Search code examples
rustcharacter-encoding

How to convert OsString into utf-8 encoded string in platform-independent way?


I need to print - and print only - OsString to user, using system that only accepts UTF-8 strings as input.

How can I convert OsString to utf8 string (one way only) the platform independent way?

I already found crate encoding, but I cannot find a way to detect base OsString encoding.


Solution

  • After reading through tons of standard library documentation and source code, I've come to these conclusions.

    • On Unix, OsString is a Vec<u8> and can be any arbitrary bytes, expected to be UTF-8. On Windows OsString is currently in WTF-8 (source), which is a superset of UTF-8 that allows you to represent ill-formed UTF-16 in specifically-ill-formed UTF-8. It is sufficient to understand this as also being arbitrary bytes resembling UTF-8, as the properties of the WTF-8 encoding are only used if you recover the original bytes (see encode_wide below). If the same Unicode information in the OS is encoded in valid UTF-8 on Unix and valid UTF-16 on Windows, OsString will encode both as identical UTF-8. This is all internal and private, but helps to understand the public interface.
    • The platform-specific behavior visible to users arises only in conversion.
    • On reception from the OS, Windows systems use from_wide, which converts possibly-ill-formed UTF-16 into the encoding of OsString (WTF-8). Unix systems use from_vec, which just wraps the Vec<u8>. Both are lossless, but from_wide does change the layout. I believe the only way to create an &OsStr on Windows without first creating an OsString is from str, while on Unix you can also use from_bytes to create an &OsStr from a simple &[u8] slice.
    • Windows lets you convert OsStr into an iterator of possibly-ill-formed UTF-16 codepoints with encode_wide, which losslessly undoes the original conversion.

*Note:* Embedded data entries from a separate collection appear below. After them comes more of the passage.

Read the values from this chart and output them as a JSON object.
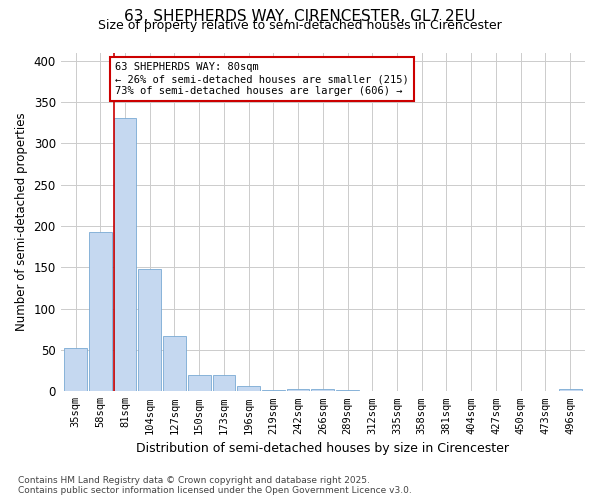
{
  "title1": "63, SHEPHERDS WAY, CIRENCESTER, GL7 2EU",
  "title2": "Size of property relative to semi-detached houses in Cirencester",
  "xlabel": "Distribution of semi-detached houses by size in Cirencester",
  "ylabel": "Number of semi-detached properties",
  "bar_labels": [
    "35sqm",
    "58sqm",
    "81sqm",
    "104sqm",
    "127sqm",
    "150sqm",
    "173sqm",
    "196sqm",
    "219sqm",
    "242sqm",
    "266sqm",
    "289sqm",
    "312sqm",
    "335sqm",
    "358sqm",
    "381sqm",
    "404sqm",
    "427sqm",
    "450sqm",
    "473sqm",
    "496sqm"
  ],
  "bar_values": [
    53,
    193,
    331,
    148,
    67,
    20,
    20,
    7,
    2,
    3,
    3,
    2,
    0,
    0,
    0,
    0,
    0,
    0,
    0,
    0,
    3
  ],
  "bar_color": "#c5d8f0",
  "bar_edge_color": "#7aaad4",
  "vline_x": 2,
  "vline_color": "#cc0000",
  "annotation_text": "63 SHEPHERDS WAY: 80sqm\n← 26% of semi-detached houses are smaller (215)\n73% of semi-detached houses are larger (606) →",
  "annotation_box_color": "#cc0000",
  "ylim": [
    0,
    410
  ],
  "yticks": [
    0,
    50,
    100,
    150,
    200,
    250,
    300,
    350,
    400
  ],
  "grid_color": "#cccccc",
  "bg_color": "#ffffff",
  "title1_fontsize": 11,
  "title2_fontsize": 9,
  "footnote": "Contains HM Land Registry data © Crown copyright and database right 2025.\nContains public sector information licensed under the Open Government Licence v3.0."
}
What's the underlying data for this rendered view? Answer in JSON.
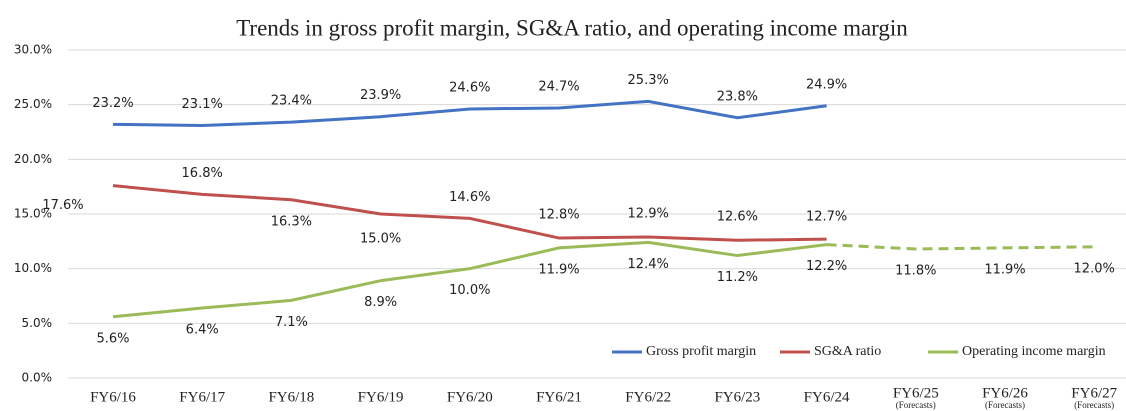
{
  "chart_data": {
    "type": "line",
    "title": "Trends in gross profit margin, SG&A ratio, and operating income margin",
    "categories": [
      "FY6/16",
      "FY6/17",
      "FY6/18",
      "FY6/19",
      "FY6/20",
      "FY6/21",
      "FY6/22",
      "FY6/23",
      "FY6/24",
      "FY6/25",
      "FY6/26",
      "FY6/27"
    ],
    "category_notes": [
      null,
      null,
      null,
      null,
      null,
      null,
      null,
      null,
      null,
      "(Forecasts)",
      "(Forecasts)",
      "(Forecasts)"
    ],
    "series": [
      {
        "name": "Gross profit margin",
        "color": "#4472c4",
        "values": [
          23.2,
          23.1,
          23.4,
          23.9,
          24.6,
          24.7,
          25.3,
          23.8,
          24.9,
          null,
          null,
          null
        ],
        "value_labels": [
          "23.2%",
          "23.1%",
          "23.4%",
          "23.9%",
          "24.6%",
          "24.7%",
          "25.3%",
          "23.8%",
          "24.9%",
          null,
          null,
          null
        ]
      },
      {
        "name": "SG&A ratio",
        "color": "#c0504d",
        "values": [
          17.6,
          16.8,
          16.3,
          15.0,
          14.6,
          12.8,
          12.9,
          12.6,
          12.7,
          null,
          null,
          null
        ],
        "value_labels": [
          "17.6%",
          "16.8%",
          "16.3%",
          "15.0%",
          "14.6%",
          "12.8%",
          "12.9%",
          "12.6%",
          "12.7%",
          null,
          null,
          null
        ]
      },
      {
        "name": "Operating income margin",
        "color": "#9bbb59",
        "values": [
          5.6,
          6.4,
          7.1,
          8.9,
          10.0,
          11.9,
          12.4,
          11.2,
          12.2,
          11.8,
          11.9,
          12.0
        ],
        "value_labels": [
          "5.6%",
          "6.4%",
          "7.1%",
          "8.9%",
          "10.0%",
          "11.9%",
          "12.4%",
          "11.2%",
          "12.2%",
          "11.8%",
          "11.9%",
          "12.0%"
        ],
        "dashed_from": 8
      }
    ],
    "ylim": [
      0,
      30
    ],
    "yticks": [
      {
        "value": 0,
        "label": "0.0%"
      },
      {
        "value": 5,
        "label": "5.0%"
      },
      {
        "value": 10,
        "label": "10.0%"
      },
      {
        "value": 15,
        "label": "15.0%"
      },
      {
        "value": 20,
        "label": "20.0%"
      },
      {
        "value": 25,
        "label": "25.0%"
      },
      {
        "value": 30,
        "label": "30.0%"
      }
    ],
    "grid": true,
    "legend": "lower right"
  }
}
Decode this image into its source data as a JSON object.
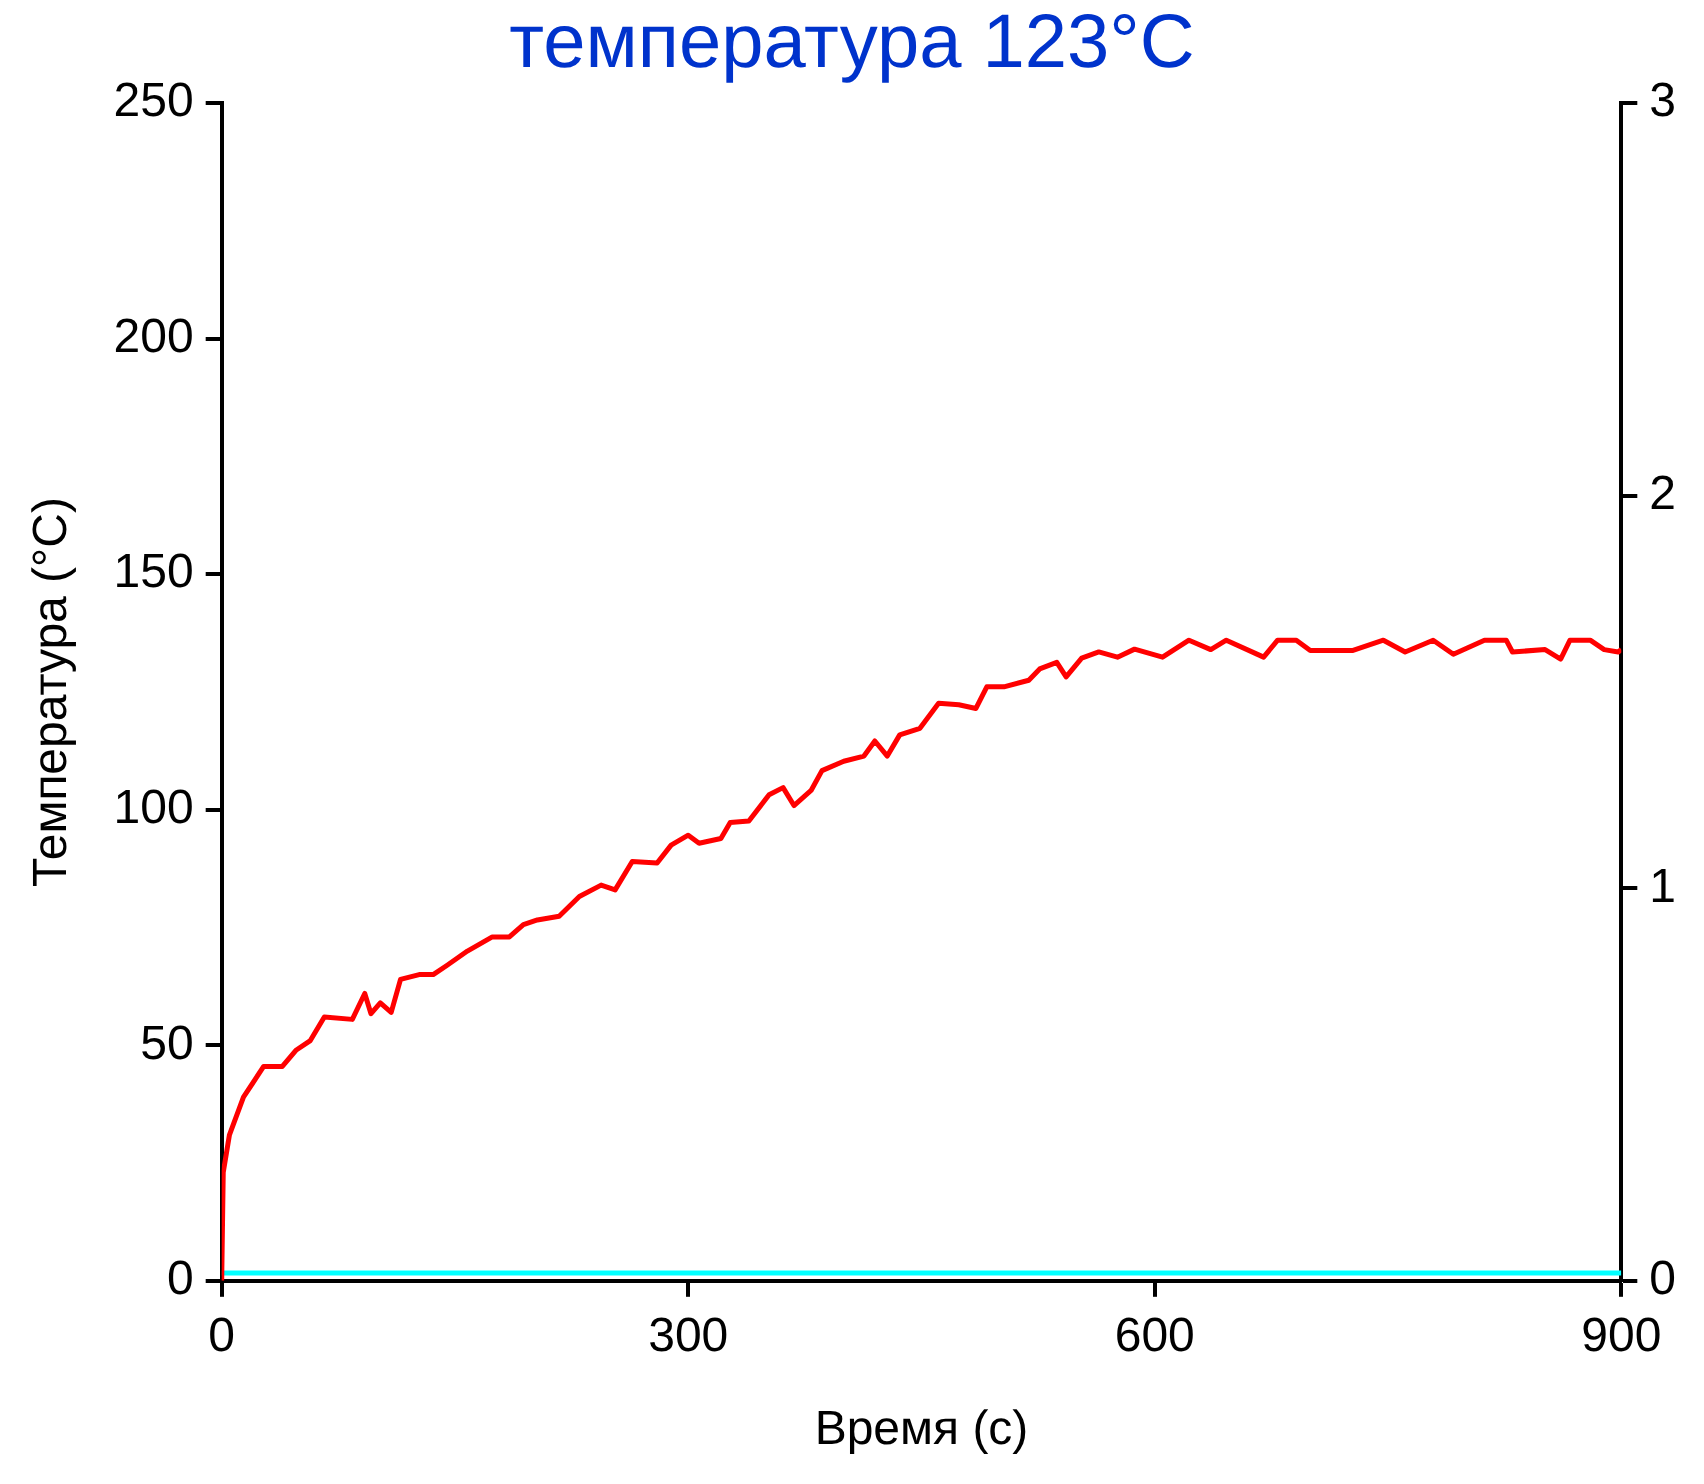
{
  "chart_data": {
    "type": "line",
    "title": "температура 123°C",
    "xlabel": "Время (с)",
    "ylabel": "Температура (°C)",
    "xlim": [
      0,
      900
    ],
    "xticks": [
      0,
      300,
      600,
      900
    ],
    "ylim": [
      0,
      250
    ],
    "yticks": [
      0,
      50,
      100,
      150,
      200,
      250
    ],
    "y2lim": [
      0,
      3
    ],
    "y2ticks": [
      0,
      1,
      2,
      3
    ],
    "grid": false,
    "legend": false,
    "series": [
      {
        "color": "#ff0000",
        "x": [
          0,
          1,
          5,
          14,
          27,
          39,
          48,
          57,
          66,
          84,
          92,
          96,
          102,
          109,
          115,
          127,
          136,
          145,
          158,
          174,
          185,
          194,
          203,
          217,
          230,
          244,
          253,
          264,
          280,
          289,
          300,
          307,
          321,
          327,
          339,
          352,
          361,
          368,
          379,
          386,
          400,
          413,
          420,
          428,
          436,
          449,
          461,
          474,
          485,
          492,
          503,
          519,
          526,
          537,
          543,
          553,
          564,
          576,
          587,
          605,
          622,
          636,
          646,
          670,
          679,
          691,
          700,
          727,
          747,
          761,
          779,
          792,
          812,
          826,
          830,
          851,
          861,
          867,
          880,
          889,
          898,
          900
        ],
        "values": [
          0,
          23,
          31,
          39,
          45.5,
          45.5,
          49,
          51,
          56,
          55.5,
          61,
          56.7,
          59,
          57,
          64,
          65,
          65,
          67,
          70,
          73,
          73,
          75.6,
          76.6,
          77.4,
          81.6,
          84,
          83,
          89,
          88.7,
          92.5,
          94.6,
          92.9,
          93.9,
          97.3,
          97.6,
          103.2,
          104.7,
          100.9,
          104.1,
          108.3,
          110.3,
          111.4,
          114.6,
          111.4,
          115.9,
          117.3,
          122.6,
          122.3,
          121.5,
          126.1,
          126.1,
          127.5,
          129.9,
          131.3,
          128.2,
          132.2,
          133.5,
          132.4,
          134.1,
          132.4,
          136,
          134,
          136,
          132.4,
          136,
          136,
          133.8,
          133.8,
          136,
          133.5,
          136,
          133,
          136,
          136,
          133.5,
          134,
          132,
          136,
          136,
          134,
          133.5,
          134
        ]
      },
      {
        "color": "#00ffff",
        "axis": "y2",
        "x": [
          0,
          900
        ],
        "values": [
          0.02,
          0.02
        ]
      }
    ]
  }
}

On Unix, you can simply get the bytes back with as_bytes or into_vec. It seems like you can't get the bytes as &[u8] on Windows, which makes sense given the implementation.
    • All Unicode-invalid OsString values have their validity checked when converting to String. However, if an OsString is on Windows and valid Unicode, then converting to String skips the validity check, as this was done when originally converting to OsString and stored in the OsString as a boolean. This boolean is only meaningful if it's true, in which case the OsString is ensured to be valid UTF-8. If it's false, it may or may not be valid. Unix doesn't have this boolean. That means that if you keep an OsString around and it's valid, converting it many times to String will be cheaper on Windows than Unix. However, if you receive many OsString values from the OS but never convert them to String, it will be cheaper on Unix than Windows due to Windows' up-front conversion.

    So essentially, there's three options:

    1. The OS gave you a valid string. The OsString is already valid UTF-8, and you can get those bytes with into_string or to_str.
    2. The OS gave you a possibly invalid string. You can check this with the previous methods, or you can call to_string_lossy to do automatic replacement.
    3. If you want to actually know what the OS gave you, perhaps if you want to use a different replacement strategy or if you want to reinterpret the bytes, you can use encode_wide on Windows, or as_bytes or into_vec on Unix.